Ana Sirvent, AWS practice lead at KPMG UK, shared her experience at QCon London on how to work with public cloud on heavily regulated organizations. Sirvent explained how to build trust with security, compliance, and client risk teams while delivering quickly and leveraging cloud services.
Sirvent started her talk with the example of a cloud adoption journey in a regulated organization.
After a team starts a greenfield or innovative project, more teams with different skill levels onboard. However, there is always a point in time when an organization realizes, often traumatically, that the current way of managing the cloud is not sustainable. The so-called unsustainability trigger is followed by urgent critical fixes and a path to governance and compliance. Sirvent explained:
If you work in a regulated environment, you have to deal with the three lines of defense: business, risk management/compliance, and internal audit, with the first two being the more challenging ones, with a lot of resistance to change.

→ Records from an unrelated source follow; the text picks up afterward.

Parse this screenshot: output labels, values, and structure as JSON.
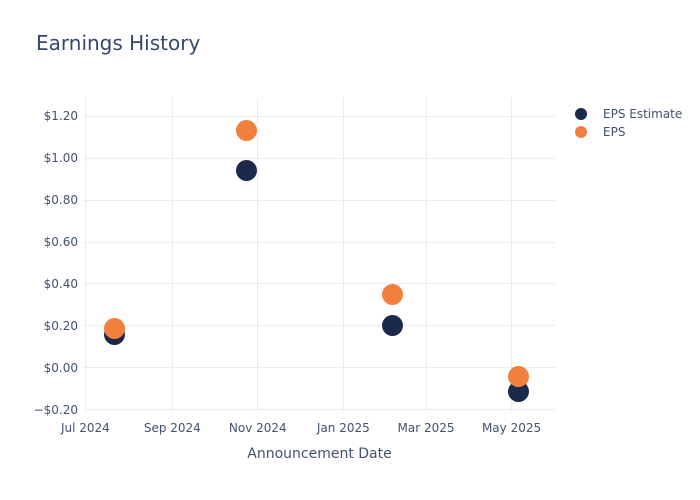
{
  "header": {
    "title": "Earnings History"
  },
  "colors": {
    "background": "#ffffff",
    "eps_estimate": "#1b2a4b",
    "eps": "#f1803e",
    "gridline": "#e8ecf4",
    "tick_text": "#42526e",
    "title_text": "#36486b"
  },
  "chart_data": {
    "type": "scatter",
    "title": "Earnings History",
    "xlabel": "Announcement Date",
    "ylabel": "",
    "grid": true,
    "legend_position": "right-top",
    "ylim": [
      -0.205,
      1.286
    ],
    "xlim_dates": [
      "2024-06-30",
      "2025-06-01"
    ],
    "y_ticks": [
      {
        "label": "$1.20",
        "value": 1.2
      },
      {
        "label": "$1.00",
        "value": 1.0
      },
      {
        "label": "$0.80",
        "value": 0.8
      },
      {
        "label": "$0.60",
        "value": 0.6
      },
      {
        "label": "$0.40",
        "value": 0.4
      },
      {
        "label": "$0.20",
        "value": 0.2
      },
      {
        "label": "$0.00",
        "value": 0.0
      },
      {
        "label": "−$0.20",
        "value": -0.2
      }
    ],
    "x_ticks": [
      {
        "label": "Jul 2024",
        "date": "2024-07-01"
      },
      {
        "label": "Sep 2024",
        "date": "2024-09-01"
      },
      {
        "label": "Nov 2024",
        "date": "2024-11-01"
      },
      {
        "label": "Jan 2025",
        "date": "2025-01-01"
      },
      {
        "label": "Mar 2025",
        "date": "2025-03-01"
      },
      {
        "label": "May 2025",
        "date": "2025-05-01"
      }
    ],
    "series": [
      {
        "name": "EPS Estimate",
        "color": "#1b2a4b",
        "points": [
          {
            "date": "2024-07-22",
            "value": 0.16
          },
          {
            "date": "2024-10-24",
            "value": 0.94
          },
          {
            "date": "2025-02-05",
            "value": 0.2
          },
          {
            "date": "2025-05-06",
            "value": -0.11
          }
        ]
      },
      {
        "name": "EPS",
        "color": "#f1803e",
        "points": [
          {
            "date": "2024-07-22",
            "value": 0.19
          },
          {
            "date": "2024-10-24",
            "value": 1.13
          },
          {
            "date": "2025-02-05",
            "value": 0.35
          },
          {
            "date": "2025-05-06",
            "value": -0.04
          }
        ]
      }
    ]
  }
}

KPMG UK started its journey to the cloud in 2016 with the first project on AWS and now has over 270 cloud engineers, over 360 projects, and 2500 workloads on the three major providers. She added:
On the positive side, working in a regulated environment, you will have direct collaboration with regulatory experts and once you understand the intent behind the control, it speeds up the journey.

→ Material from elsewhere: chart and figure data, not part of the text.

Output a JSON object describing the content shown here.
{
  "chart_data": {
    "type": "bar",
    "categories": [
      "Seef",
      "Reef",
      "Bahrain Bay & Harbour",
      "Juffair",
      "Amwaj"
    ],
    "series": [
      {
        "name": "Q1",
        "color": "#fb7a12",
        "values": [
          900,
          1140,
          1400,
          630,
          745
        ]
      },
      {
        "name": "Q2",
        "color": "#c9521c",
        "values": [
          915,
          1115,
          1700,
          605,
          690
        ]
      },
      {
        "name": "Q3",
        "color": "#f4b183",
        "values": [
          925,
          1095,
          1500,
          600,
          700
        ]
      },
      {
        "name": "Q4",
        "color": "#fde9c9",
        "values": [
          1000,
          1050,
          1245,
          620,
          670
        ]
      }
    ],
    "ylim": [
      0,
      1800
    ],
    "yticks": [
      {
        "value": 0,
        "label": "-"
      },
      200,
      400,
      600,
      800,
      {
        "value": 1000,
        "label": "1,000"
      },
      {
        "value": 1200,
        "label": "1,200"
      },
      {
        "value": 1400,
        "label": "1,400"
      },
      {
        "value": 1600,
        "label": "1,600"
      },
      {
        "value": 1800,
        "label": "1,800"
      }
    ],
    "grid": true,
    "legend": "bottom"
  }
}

Gathering your system's relevant data and having a centralized view are also critical tasks. KPMG UK relies on a centralized AWS account for compliance: the deployment is entirely serverless, using the AWS Serverless Application Model, and KENNA security is used for vulnerability management.
With the goal of 100% security unachievable, establishing a "good enough" compliance level is the next step. For example, the cloud teams in KPMG need to achieve specific targets: 95% on patching, 90% on antimalware, 90% on vulnerabilities, but 100% on the AWS config rules. A config rule might be for example "no public S3 buckets" and must always be met, differently from best practices. Falling behind on these goals requires the team to join a weekly security call to assess the situation and take remediations.

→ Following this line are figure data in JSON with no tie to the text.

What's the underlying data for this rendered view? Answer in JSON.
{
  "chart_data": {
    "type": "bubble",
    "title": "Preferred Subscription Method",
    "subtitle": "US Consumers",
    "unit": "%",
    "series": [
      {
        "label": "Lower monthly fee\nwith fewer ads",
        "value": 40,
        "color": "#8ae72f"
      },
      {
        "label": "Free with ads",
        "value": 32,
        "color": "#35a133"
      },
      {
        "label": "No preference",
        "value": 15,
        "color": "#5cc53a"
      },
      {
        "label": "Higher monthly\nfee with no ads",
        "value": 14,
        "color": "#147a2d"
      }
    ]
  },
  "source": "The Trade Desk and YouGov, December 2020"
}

While reminding the audience that the biggest factor for good security practices is not technical but rather cultural, Sirvent highlighted the four key aspects to improving production deployments: empowering teams, being well-architected, taking responsibility for your code, and automation. She closed the presentation by suggesting organizations should follow "paved paths" as much as possible:
If there is an easy route to security compliance, engineers will take it.
She recommended the use of golden AMIs, CI/CD pipelines, centralized Terraform modules, and providing an open developer platform, with self-service templated services for software engineers.